Maximilien de Robespierre

     
   

Peur de la guillotine

    Citoyen,

Haïssiez-vous vraiment le roi et la reine et leur famille?

Si les frères du roi, les comtes de Provence et d'Artois n'avaient pas réussi à émigrer à l'étranger, auraient-ils été condamnés à mort, eux aussi, je veux dire, auraient-ils été guillotinés?

Vous, n'avez-vous jamais peur de la guillotine?

N'avez-vous jamais regretté la mort de Camille Desmoulins et de Danton?

Respectueusement,

Flore



Citoyenne Flore,

Comment voulez-vous que je sache l'avenir des frères du roi, s' ils avaient fait ou n'avaient pas fait telle ou telle chose? Je ne sais pas tirer les cartes, je n'ai en ma possession aucun cristal magique ni un autre ustensile de ce genre. Tout ce que je peux dire - et il ne faut point être magicien pour le savoir - c'est que s'ils avaient continué à se monter ennemis du peuple et à conspirer contre la liberté, assurément, ils auraient fini par être condamnés.

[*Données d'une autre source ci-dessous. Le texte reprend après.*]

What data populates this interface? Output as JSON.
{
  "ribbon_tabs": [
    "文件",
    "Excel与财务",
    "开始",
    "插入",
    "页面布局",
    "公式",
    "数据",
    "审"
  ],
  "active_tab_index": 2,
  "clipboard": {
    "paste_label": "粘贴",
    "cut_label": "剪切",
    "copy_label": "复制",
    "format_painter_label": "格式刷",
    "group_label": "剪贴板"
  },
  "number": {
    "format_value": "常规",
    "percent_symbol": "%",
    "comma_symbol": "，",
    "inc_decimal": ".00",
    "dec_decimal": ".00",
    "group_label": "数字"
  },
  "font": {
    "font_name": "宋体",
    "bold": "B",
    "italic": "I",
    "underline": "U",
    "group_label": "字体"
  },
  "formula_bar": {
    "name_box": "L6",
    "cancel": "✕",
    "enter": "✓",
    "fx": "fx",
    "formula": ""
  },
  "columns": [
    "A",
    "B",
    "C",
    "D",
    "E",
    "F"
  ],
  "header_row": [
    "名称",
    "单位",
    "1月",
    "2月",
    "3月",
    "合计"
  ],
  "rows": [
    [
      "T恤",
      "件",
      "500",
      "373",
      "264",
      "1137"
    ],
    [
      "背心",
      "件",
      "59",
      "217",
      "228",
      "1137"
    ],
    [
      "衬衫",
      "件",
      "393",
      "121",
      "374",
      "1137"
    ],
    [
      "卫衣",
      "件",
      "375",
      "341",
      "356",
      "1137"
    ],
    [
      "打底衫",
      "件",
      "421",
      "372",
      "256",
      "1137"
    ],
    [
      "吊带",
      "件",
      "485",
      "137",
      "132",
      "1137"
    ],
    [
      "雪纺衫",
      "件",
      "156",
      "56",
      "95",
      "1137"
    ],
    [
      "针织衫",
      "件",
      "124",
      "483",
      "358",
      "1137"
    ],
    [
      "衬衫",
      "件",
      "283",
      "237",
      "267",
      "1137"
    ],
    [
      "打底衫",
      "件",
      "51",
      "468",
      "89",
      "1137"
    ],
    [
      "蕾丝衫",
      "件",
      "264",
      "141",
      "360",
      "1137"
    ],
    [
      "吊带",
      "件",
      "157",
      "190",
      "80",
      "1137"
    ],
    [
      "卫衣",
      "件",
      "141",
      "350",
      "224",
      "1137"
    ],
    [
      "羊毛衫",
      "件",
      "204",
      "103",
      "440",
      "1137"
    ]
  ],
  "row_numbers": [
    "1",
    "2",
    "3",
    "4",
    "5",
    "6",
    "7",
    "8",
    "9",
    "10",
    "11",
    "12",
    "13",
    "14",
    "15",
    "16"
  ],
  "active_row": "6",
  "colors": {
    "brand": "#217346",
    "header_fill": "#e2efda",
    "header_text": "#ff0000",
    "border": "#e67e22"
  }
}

Je ne nourris aucun sentiment personnel à l'encontre de la famille royale, et j'ai encore moins à regretter les actes de la justice nationale.

Citoyenne, tout ce qui cause la mort nous effraye, et ceci est absolument humain. Seulement, il faut avoir peur plutôt de commettre un forfait qui nous y condamnerait. L'innocence persécutée ne craint pas la mort car elle a sa conscience pure pour la consolation, seule l'opprobre du crime me serait terrifiant.